Corned beef brisket refers to the corning (brining) process the meat undergoes before being sold. Large salt crystals, referred to as corns, made up a part of the brine. After a week-long salt bath, the beef brisket gets packaged with additional spices for sale in stores. Its Irish association comes because Ireland was the biggest exporter of corned beef until 1825. The popularity of corned beef grew in the United States in the mid-1800s with Irish immigrants. You will find two types of corned beef brisket: flat and point cuts. Point cuts take longer to cook and have more fat, but this larger brisket has more flavor than the leaner flat cut. While not authentically Irish, cabbage and potatoes often accompany corned beef, especially at St. Patrick's Day, but you do not have to wait for the holiday to have this hearty meal.
Things You'll Need
Packaged point cut of corned beef brisket
Deep pot with lid
Remove the corned beef brisket from the package and place it into the pot.

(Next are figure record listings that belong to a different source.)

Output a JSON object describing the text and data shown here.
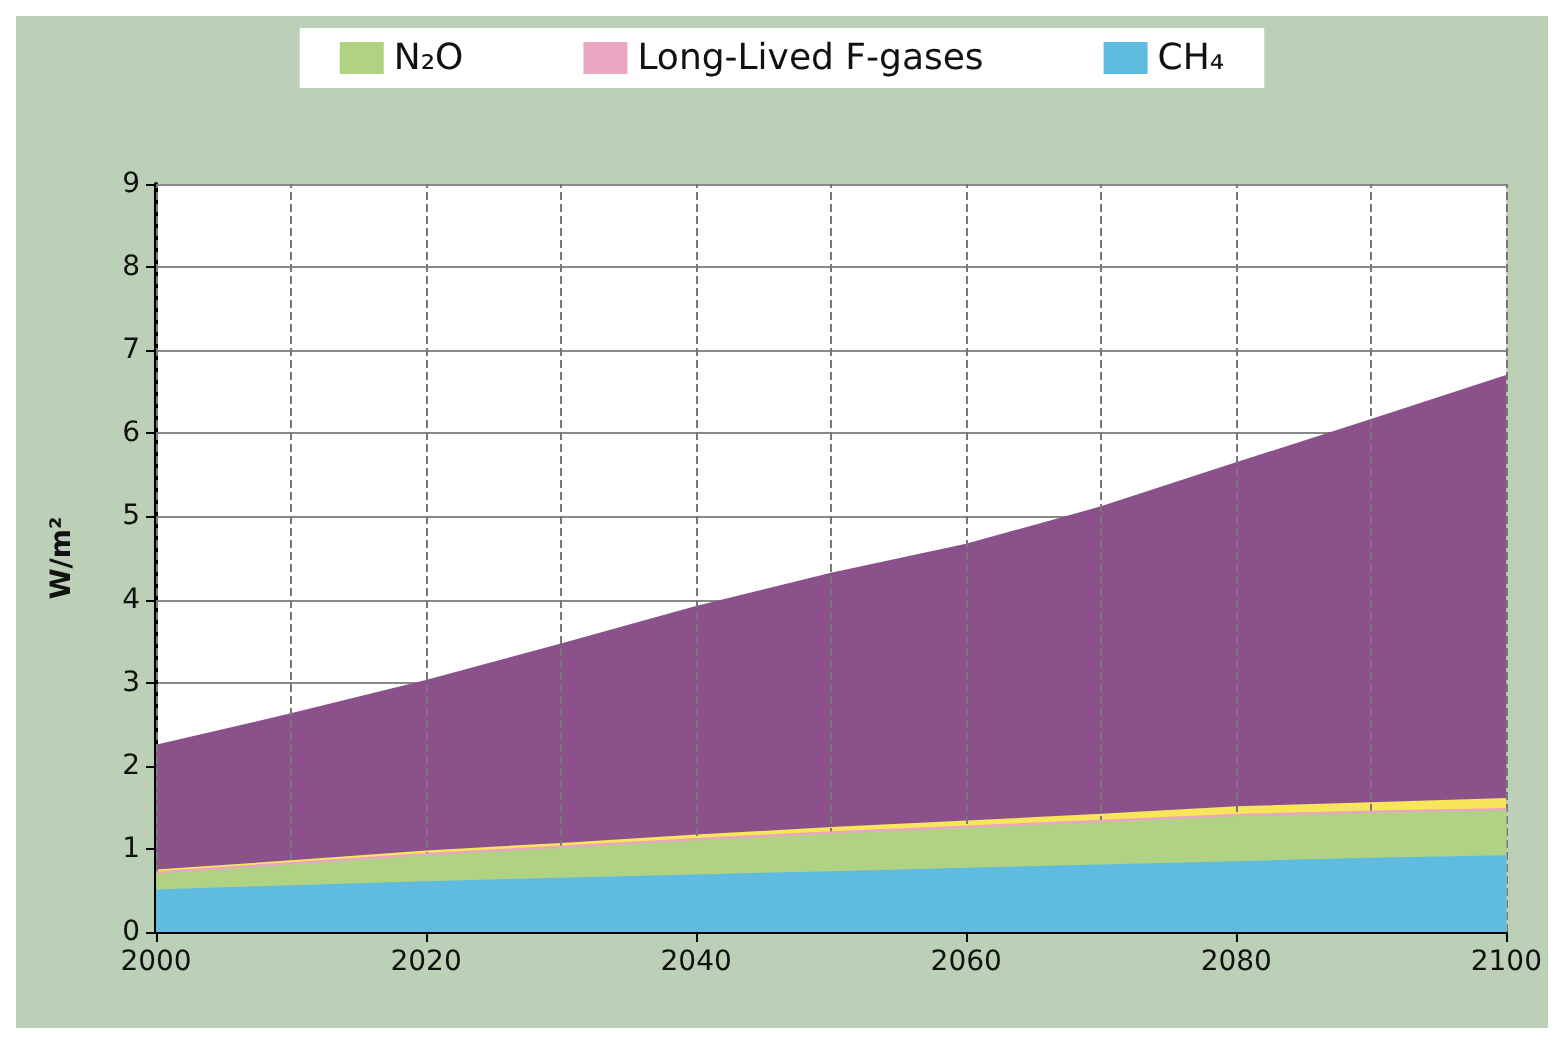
{
  "chart_data": {
    "type": "area",
    "ylabel": "W/m²",
    "stacked": true,
    "x": [
      2000,
      2010,
      2020,
      2030,
      2040,
      2050,
      2060,
      2070,
      2080,
      2090,
      2100
    ],
    "series": [
      {
        "name": "CH₄",
        "color": "#5fbbe0",
        "values": [
          0.5,
          0.55,
          0.6,
          0.64,
          0.68,
          0.72,
          0.76,
          0.8,
          0.84,
          0.88,
          0.91
        ]
      },
      {
        "name": "N₂O",
        "color": "#afd283",
        "values": [
          0.19,
          0.25,
          0.31,
          0.36,
          0.41,
          0.45,
          0.48,
          0.51,
          0.54,
          0.54,
          0.54
        ]
      },
      {
        "name": "Long-Lived F-gases",
        "color": "#e9a6c2",
        "values": [
          0.03,
          0.03,
          0.03,
          0.03,
          0.03,
          0.03,
          0.03,
          0.03,
          0.03,
          0.03,
          0.03
        ]
      },
      {
        "color": "#f7e65a",
        "values": [
          0.02,
          0.02,
          0.03,
          0.03,
          0.04,
          0.05,
          0.06,
          0.07,
          0.09,
          0.1,
          0.12
        ]
      },
      {
        "color": "#8a518b",
        "values": [
          1.5,
          1.77,
          2.05,
          2.4,
          2.75,
          3.06,
          3.33,
          3.7,
          4.14,
          4.61,
          5.09
        ]
      }
    ],
    "xlim": [
      2000,
      2100
    ],
    "xticks": [
      2000,
      {
        "value": 2010,
        "label": null
      },
      2020,
      {
        "value": 2030,
        "label": null
      },
      2040,
      {
        "value": 2050,
        "label": null
      },
      2060,
      {
        "value": 2070,
        "label": null
      },
      2080,
      {
        "value": 2090,
        "label": null
      },
      2100
    ],
    "ylim": [
      0,
      9
    ],
    "yticks": [
      0,
      1,
      2,
      3,
      4,
      5,
      6,
      7,
      8,
      9
    ],
    "grid": true,
    "legend": "top",
    "marker": "none"
  }
}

Fill the pot with water, enough to cover the beef.
Bring the mixture to a boil over medium high heat.
Lower the temperature to medium low to simmer the beef brisket for 4 to 5 hours or until tender.
Pull the brisket from the water and let it rest for 30 minutes before cutting across the grain into slices.
Should you not be able to find corned beef brisket, use a point cut beef brisket and marinate it in a salt brine with spices for 10 days before cooking.